Oswald Bölcke wurde geboren am 19. Mai 1891 zu Giebichenstein, einer Vorstadt von Halle a. d. Saale, wo sein Vater damals Oberlehrer an der städtischen Oberrealschule war. Drei seiner Geschwister, Luise, Wilhelm und Heinrich, waren vor ihm in Buenos Aires (Argentinien) geboren. Dort hatte sein Vater als sein erstes Amt sechs Jahre lang bis Ende 1890 das Rektorat der Deutschen evangelischen Schule verwaltet. Nach Oswald, dem ersten der seinen Eltern in Deutschland geschenkten Kinder, wurden seine jüngeren Brüder Martin in Halle und Max in Dessau geboren. Am 17. Juli, dem Hochzeitstage seiner Eltern, empfing er bei einem Ferienaufenthalte im Hause der Großmutter zu Freyburg a. d. Unstrut aus den Händen seines Oheims, des Pfarrers Edmund Hartung, die heilige Taufe in demselben Gotteshause, in dem seine Mutter getauft, konfirmiert und von demselben Geistlichen getraut worden war.
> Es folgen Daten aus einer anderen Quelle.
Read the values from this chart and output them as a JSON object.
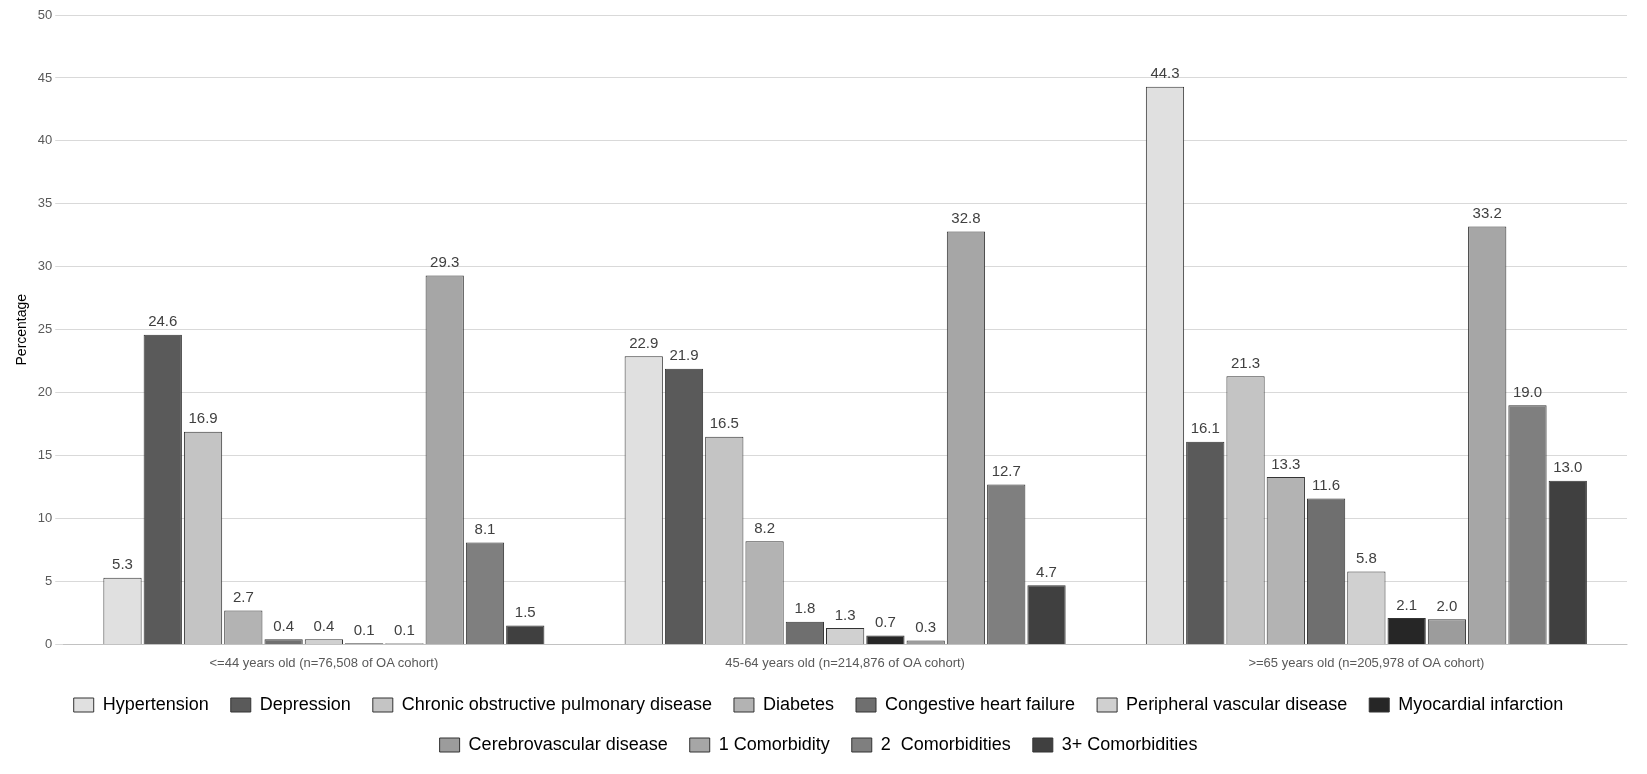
{
  "chart_data": {
    "type": "bar",
    "ylabel": "Percentage",
    "categories": [
      "<=44 years old (n=76,508 of OA cohort)",
      "45-64 years old (n=214,876 of OA cohort)",
      ">=65 years old (n=205,978 of OA cohort)"
    ],
    "ylim": [
      0,
      50
    ],
    "yticks": [
      0,
      5,
      10,
      15,
      20,
      25,
      30,
      35,
      40,
      45,
      50
    ],
    "grid": "y",
    "legend": "bottom",
    "series": [
      {
        "name": "Hypertension",
        "color": "#e0e0e0",
        "values": [
          5.3,
          22.9,
          44.3
        ],
        "value_labels": [
          "5.3",
          "22.9",
          "44.3"
        ]
      },
      {
        "name": "Depression",
        "color": "#5a5a5a",
        "values": [
          24.6,
          21.9,
          16.1
        ],
        "value_labels": [
          "24.6",
          "21.9",
          "16.1"
        ]
      },
      {
        "name": "Chronic obstructive pulmonary disease",
        "color": "#c4c4c4",
        "values": [
          16.9,
          16.5,
          21.3
        ],
        "value_labels": [
          "16.9",
          "16.5",
          "21.3"
        ]
      },
      {
        "name": "Diabetes",
        "color": "#b3b3b3",
        "values": [
          2.7,
          8.2,
          13.3
        ],
        "value_labels": [
          "2.7",
          "8.2",
          "13.3"
        ]
      },
      {
        "name": "Congestive heart failure",
        "color": "#6f6f6f",
        "values": [
          0.4,
          1.8,
          11.6
        ],
        "value_labels": [
          "0.4",
          "1.8",
          "11.6"
        ]
      },
      {
        "name": "Peripheral vascular disease",
        "color": "#d0d0d0",
        "values": [
          0.4,
          1.3,
          5.8
        ],
        "value_labels": [
          "0.4",
          "1.3",
          "5.8"
        ]
      },
      {
        "name": "Myocardial infarction",
        "color": "#262626",
        "values": [
          0.1,
          0.7,
          2.1
        ],
        "value_labels": [
          "0.1",
          "0.7",
          "2.1"
        ]
      },
      {
        "name": "Cerebrovascular disease",
        "color": "#9c9c9c",
        "values": [
          0.1,
          0.3,
          2.0
        ],
        "value_labels": [
          "0.1",
          "0.3",
          "2.0"
        ]
      },
      {
        "name": "1 Comorbidity",
        "color": "#a6a6a6",
        "values": [
          29.3,
          32.8,
          33.2
        ],
        "value_labels": [
          "29.3",
          "32.8",
          "33.2"
        ]
      },
      {
        "name": "2  Comorbidities",
        "color": "#7f7f7f",
        "values": [
          8.1,
          12.7,
          19.0
        ],
        "value_labels": [
          "8.1",
          "12.7",
          "19.0"
        ]
      },
      {
        "name": "3+ Comorbidities",
        "color": "#404040",
        "values": [
          1.5,
          4.7,
          13.0
        ],
        "value_labels": [
          "1.5",
          "4.7",
          "13.0"
        ]
      }
    ]
  }
}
Schon nach Jahresfrist verlegte die Familie ihren Wohnsitz nach Halle selbst, wo der frische Knabe in der freien Umgebung des Viktoriaplatzes sich zuerst mit seinen drei älteren Geschwistern in munterem Jugendspiel tummelte.

siehe Bildunterschrift

Das elterliche Haus in Ziebigk bei Dessau.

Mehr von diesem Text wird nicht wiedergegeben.